Bron: http://www.daeme104.centerall.com/custom2.php

Figuur 7

Met name de kleigronden geven aan de energie die van uit het hypocentrum naar boven komt een extra opslingering, waardoor de effecten van bevingen in Groningen bijna niet te vergelijken zijn met aardbevingen elders.

De mate waarin een seismische belasting schade kan toebrengen hangt af van:

  1. De kracht en frequentie-inhoud van de seismische bron
  2. De dempingsfactor en frequentieverandering als gevolg van de voortplanting vanaf de bron tot dicht onder het oppervlak (de zogenaamde ‘attenuation’).
  3. Eenmaal dicht bij het oppervlak beïnvloedt de reactie van de ondiepe lagen in sterke mate de frequentie-inhoud en de amplitude van het aardbevingssignaal (de site response).
  4. De staat waarin de constructie verkeert.

Bron: http://www.nlog.nl/resources/Seismic_Risk/NITG-03-185-C-def.pdf

Trillingsbewegingen zijn uit te drukken in verplaatsingen, snelheden en versnellingen.

Bron: Gebouwschade Loppersum, Deltares 2011

“De volgende permanente grondbewegingen als gevolg van een aardbeving kunnen worden onderscheiden (O’Rourke, 1998):

  • Verweking van losgepakte granulaire gronden.
  • Verdichting van granulaire gronden.
  • Afschuiven van grondlichamen door de zwaartekracht.
  • Tektonische grondbeweging langs breuken.”

Bron: Effecten geïnduceerde aardbevingen op kritische infrastructuur Groningen 1208149-000-GEO-0006, Versie 02, 13 augustus 2013, definitief

Site response
Afhankelijk van de samenstelling van de bovenste tientallen meters van de ondergrond kan er lokaal een extra demping of amplificatie (versterking) van de trilling optreden, de zogenaamde ‘site response’.
Uit onderzoek is gebleken dat de site response in sterke mate afhangt van de gemiddelde schuifgolfsnelheid en de aanwezigheid van scherpe contrasten in stijfheid in de bovenste circa 30m van de ondergrond. Ook de grondsoort van de ondergrond spelen een grote rol. Met name dicht bij waterlopen, waar de ondergrond meer verzadigd is met water en daardoor slapper is. Ook vanwege de volumeverschillen kunnen door het jaar heen spanningen ontstaan in de fundamenten van gebouwen.

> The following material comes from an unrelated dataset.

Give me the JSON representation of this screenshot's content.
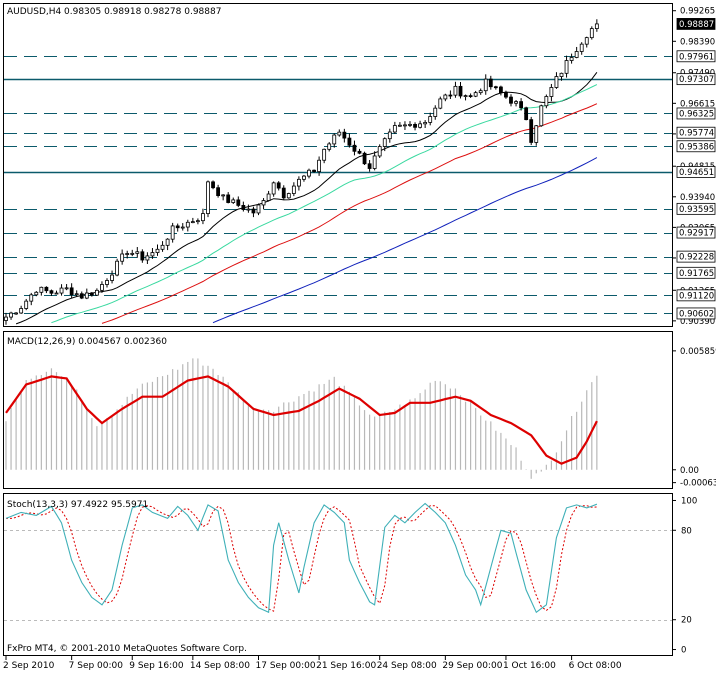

De site response is dus van een aantal factoren afhankelijk:

  • De schuifgolfsnelheid in de bovenste (tientallen) meters van de ondergrond;
  • De demping die optreedt in de bovenste (tientallen) meters van de ondergrond;
  • De eigenfrequentie van de site of de site periode en het al dan niet voorkomen van grote impedantieratios (‘logische weerstanden’) in de ondergrond, waardoor resonantie (terugkaatsing) en amplificatie (versterking) van het signaal kan optreden;
  • de diepte tot ‘bedrock’ (hard, vast gesteente);
  • de sterkte, frequentie-inhoud en tijdsduur van het aardbevingssignaal zelf en het aantal cycli (N);
  • topografische effecten;
  • 3D-variatie in de opbouw van de ondergrond.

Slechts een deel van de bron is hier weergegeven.